Although fatigue is an important part of the burden of endometriosis, it is not often included as an endpoint in clinical trials. Several options are available to assess patient-reported fatigue, including the Fatigue Severity Scale [12], Fatigue Impact Scale [13], or Brief Fatigue Inventory [14], but these have not been developed specifically for or been assessed for use among women with endometriosis. The Patient-Reported Outcome Measurement Information System (PROMIS), includes fatigue-related item banks and several fatigue short forms that have been developed and assessed for performance in chronic conditions [15].

A recent qualitative study in women with moderate-to-severe endometriosis-associated pain supported the concept of fatigue as important in this population [16]. In addition, PROMIS Fatigue SF-6a was used as a secondary endpoint to measure patient-reported fatigue in EM-I, a phase III randomized, placebo-controlled clinical trial that assessed the safety and efficacy of elagolix in 871 women with moderate-to-severe endometriosis-related pain [17]. At baseline, 54%–74% of the patients reported frequently having fatigue-related issues. The study also showed that at 6 months, PROMIS Fatigue SF-6a T-scores decreased significantly more in women treated with either dose of elagolix than in women who received placebo, and decreased more in women reporting clinically meaningful reductions in dysmenorrhea, NMPP, and dyspareunia than in women who did not [18].

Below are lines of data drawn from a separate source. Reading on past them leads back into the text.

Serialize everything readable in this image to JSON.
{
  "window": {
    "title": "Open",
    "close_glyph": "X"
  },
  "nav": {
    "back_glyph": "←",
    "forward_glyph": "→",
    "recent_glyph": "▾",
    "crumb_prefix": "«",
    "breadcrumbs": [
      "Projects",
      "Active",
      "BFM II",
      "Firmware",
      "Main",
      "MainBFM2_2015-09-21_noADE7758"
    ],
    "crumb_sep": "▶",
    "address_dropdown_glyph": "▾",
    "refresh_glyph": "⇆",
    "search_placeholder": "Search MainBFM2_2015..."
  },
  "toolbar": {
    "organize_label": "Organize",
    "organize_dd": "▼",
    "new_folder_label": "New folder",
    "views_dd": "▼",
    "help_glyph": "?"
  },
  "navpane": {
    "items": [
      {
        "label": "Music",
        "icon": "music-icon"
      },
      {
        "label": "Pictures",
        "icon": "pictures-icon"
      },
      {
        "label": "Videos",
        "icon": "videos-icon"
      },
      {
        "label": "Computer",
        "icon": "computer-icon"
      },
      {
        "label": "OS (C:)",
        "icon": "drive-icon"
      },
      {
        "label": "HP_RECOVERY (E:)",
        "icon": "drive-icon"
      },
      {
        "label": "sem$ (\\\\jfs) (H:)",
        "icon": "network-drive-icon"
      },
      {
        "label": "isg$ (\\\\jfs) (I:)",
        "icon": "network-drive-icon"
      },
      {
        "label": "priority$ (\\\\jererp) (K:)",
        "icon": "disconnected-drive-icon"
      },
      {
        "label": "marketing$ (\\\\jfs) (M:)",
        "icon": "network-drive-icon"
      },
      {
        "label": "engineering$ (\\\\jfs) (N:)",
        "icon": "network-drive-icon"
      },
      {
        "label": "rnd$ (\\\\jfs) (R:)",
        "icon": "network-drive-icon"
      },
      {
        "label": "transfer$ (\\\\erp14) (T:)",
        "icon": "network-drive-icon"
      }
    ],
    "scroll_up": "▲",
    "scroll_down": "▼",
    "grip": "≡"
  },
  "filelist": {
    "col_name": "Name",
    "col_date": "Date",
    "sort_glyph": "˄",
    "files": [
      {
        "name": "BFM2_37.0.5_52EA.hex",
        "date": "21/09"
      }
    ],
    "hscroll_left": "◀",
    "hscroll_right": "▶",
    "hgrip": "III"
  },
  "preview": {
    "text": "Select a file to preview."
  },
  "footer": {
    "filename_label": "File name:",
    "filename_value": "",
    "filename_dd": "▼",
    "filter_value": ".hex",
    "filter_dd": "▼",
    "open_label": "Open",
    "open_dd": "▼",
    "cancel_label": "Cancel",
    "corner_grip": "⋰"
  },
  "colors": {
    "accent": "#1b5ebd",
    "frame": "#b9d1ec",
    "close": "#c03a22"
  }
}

These findings support the possibility of using PROMIS Fatigue SF-6a as an appropriate endpoint in clinical trials of endometriosis treatments. Here, we describe the psychometric characteristics of PROMIS Fatigue SF-6a in this sample of women with endometriosis based on data collected during the EM-I trial.

Methods

Data source and sample

This analysis was based on data collected during the EM-I phase III clinical trial (NCT01620528) [17]. Participants in the trial were premenopausal women from the United States and Canada aged 18–49 years with a surgical diagnosis of endometriosis in the previous 10 years and enrolled from July 2012 to May 2014. Women were excluded if they had clinically significant gynecological conditions other than endometriosis; or chronic pain unrelated to endometriosis [17].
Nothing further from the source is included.